Missing Mechanism Assumptions: Current evaluation primarily based on MCAR (Missing Completely At Random) mechanisms; real data often exhibits more complex MAR and MNAR patterns
Binning Strategy: Equal-frequency binning may not be optimal for all data distributions
Theoretical Guarantees: Lacks theoretical convergence guarantees for cascading fallback mechanism

Future Directions

Investigate method behavior under MAR and MNAR missing mechanisms
Explore adaptive bin selection strategies
Establish theoretical convergence guarantees for cascading fallback mechanism
Extend to more complex data types and structures

In-Depth Evaluation

Strengths

Method Innovation: Unifies imputation and similarity computation in kernel representation space, avoiding problems of traditional two-stage methods
Theoretical Foundation: Provides rigorous proof of kernel validity, satisfying Mercer conditions
Practicality: Linear time complexity makes the method applicable to large-scale applications
Comprehensive Experiments: Thorough evaluation across multiple datasets including statistical significance testing
Robustness: Insensitive to hyperparameters with stable performance across different missing rates

Weaknesses

Missing Mechanism Limitations: Primarily evaluated under MCAR assumptions; adaptability to more complex missing patterns insufficiently verified
Density Estimation: While claiming no explicit density estimation, equal-frequency binning is essentially implicit density estimation
Feature Independence: Modeling of feature dependencies in cascading strategy may be insufficient
Comparison Fairness: Comparisons with deep learning methods may have differences in computational resources and tuning effort

Impact

Academic Contribution: Provides new theoretical framework for similarity measurement of incomplete data
Practical Value: Direct value in recommendation systems, network mining, and other applications
Reproducibility: Provides code links facilitating method verification and dissemination

Applicable Scenarios

Recommendation Systems: Handling sparsity in user-item rating matrices
Network Mining: Processing incompleteness in user behavior data
Medical Data Analysis: Handling missing values in clinical data
Large-Scale Data Processing: Linear complexity suitable for large-scale applications

References

The paper cites 21 relevant references covering multiple domains including missing data handling, kernel methods, and deep learning, providing solid theoretical foundation and comparison benchmarks for this research.
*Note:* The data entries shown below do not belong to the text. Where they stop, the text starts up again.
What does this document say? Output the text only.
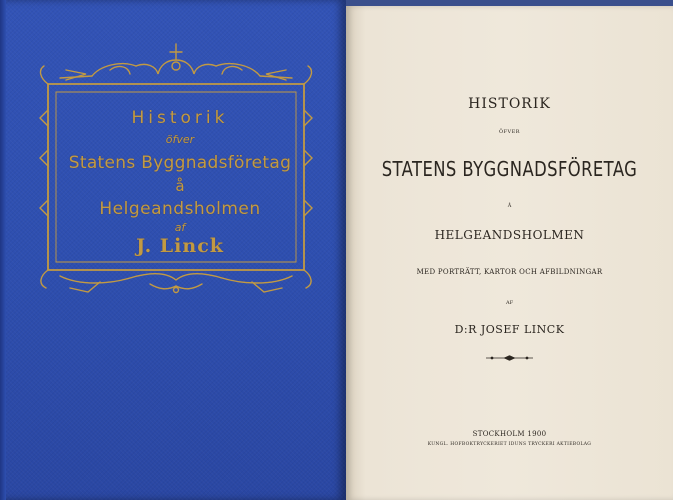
Historik
öfver
Statens Byggnadsföretag
å
Helgeandsholmen
af
J. Linck
HISTORIK
ÖFVER
STATENS BYGGNADSFÖRETAG
Å
HELGEANDSHOLMEN
MED PORTRÄTT, KARTOR OCH AFBILDNINGAR
AF
D:R JOSEF LINCK
STOCKHOLM 1900
KUNGL. HOFBOKTRYCKERIET IDUNS TRYCKERI AKTIEBOLAG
Summary: The proximity kernel method proposed in this paper makes important contributions to similarity measurement for incomplete data. Through clever kernel representation design and cascading fallback strategy, it achieves a good balance between performance and efficiency. Despite some limitations, its innovation and practicality make it valuable in related application domains.